In this article, the first experimental demonstration of a non-iterative electronic dispersion compensation (EDC) solution implemented at the transmitter using a finite impulse response (FIR) filter optimized with the Gerchberg-Saxton (GS) algorithm, is presented, for intensity-modulation and direct- detection (IM/DD) systems. The theoretical framework for the GS FIR filter and preliminary simulations have been presented in Part I of this work. Here, the performance of the GS FIR filter is compared to that of the iterative GS algorithm in the transmissions of 56-Gb/s on-off keying (OOK) over 80 km of single mode fiber (SMF) with a post feed-forward equalizer (FFE) for combating residual inter-symbol interference (ISI). Furthermore, the influence of the pulse shape (raised cosine or rectangular) and modulation format (return-to-zero (RZ) or non- return-to-zero (NRZ)) on the measured bit error ratio (BER) is experimentally investigated, while changing the number of FIR taps, the number of post-FFE taps, and the number of post-FFE samples-per-symbol. It is shown that within the range of the target digital extinction ratios (DERs) for which the original iterative GS algorithm offers benefit, both analytical and numerical methods for calculating the optimum FIR taps, outlined in Part I of this work, produce similar BER performance as predicted.
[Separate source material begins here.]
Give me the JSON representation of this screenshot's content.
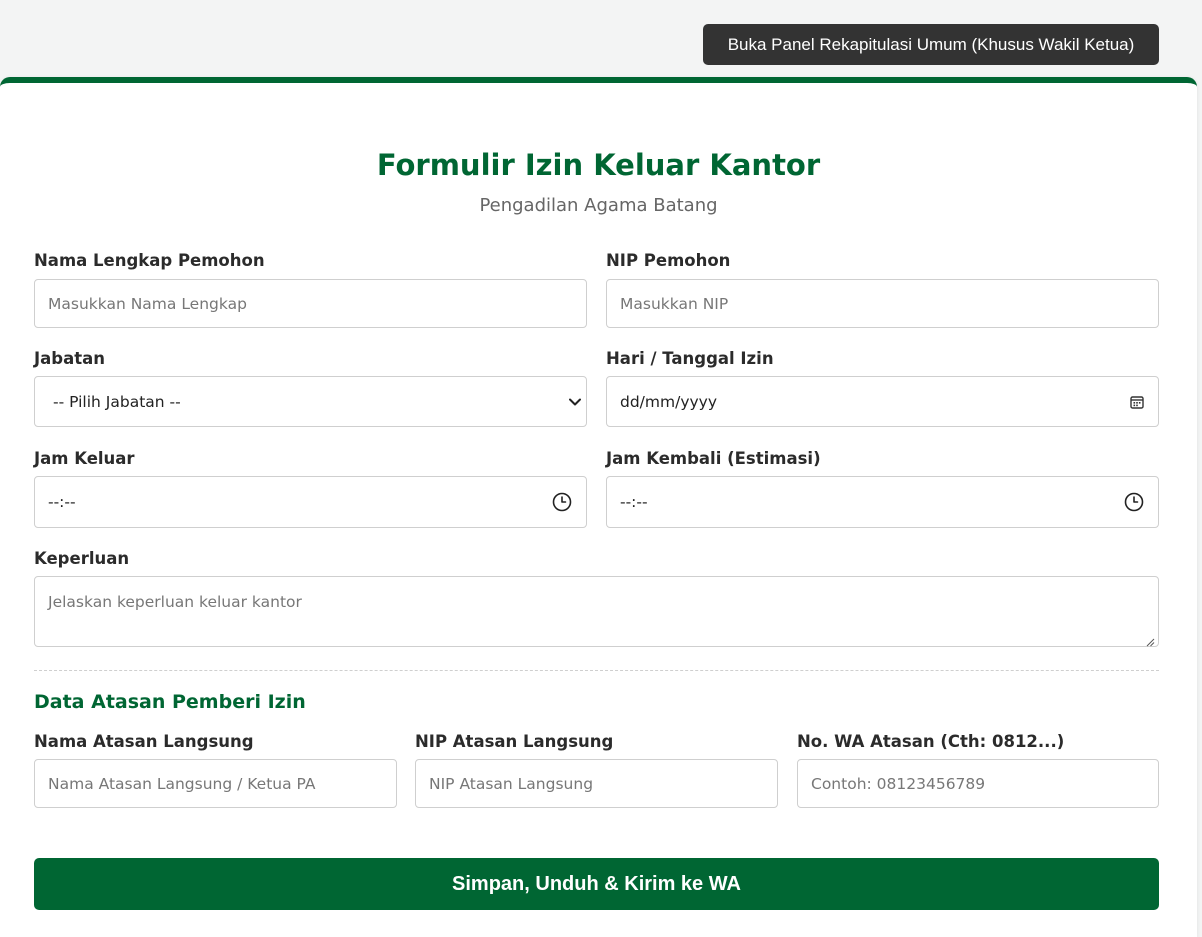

To that end, the former method is extended, here, through a non-recursive frequency response formula, which offers insight into the action of the GS filter with different pulse shaping and enables the derivation of the explicit GS impulse response. It is also shown that rectangular RZ pulse shaping exploits the full benefit of GS filtering through a uniform spectrum, enabling a BER below the 7% hard-decision forward error correction (HD-FEC) limit, with a 641-tap T/2-spaced pre-EDC FIR filter and a 3-tap adaptive T-spaced post-FFE.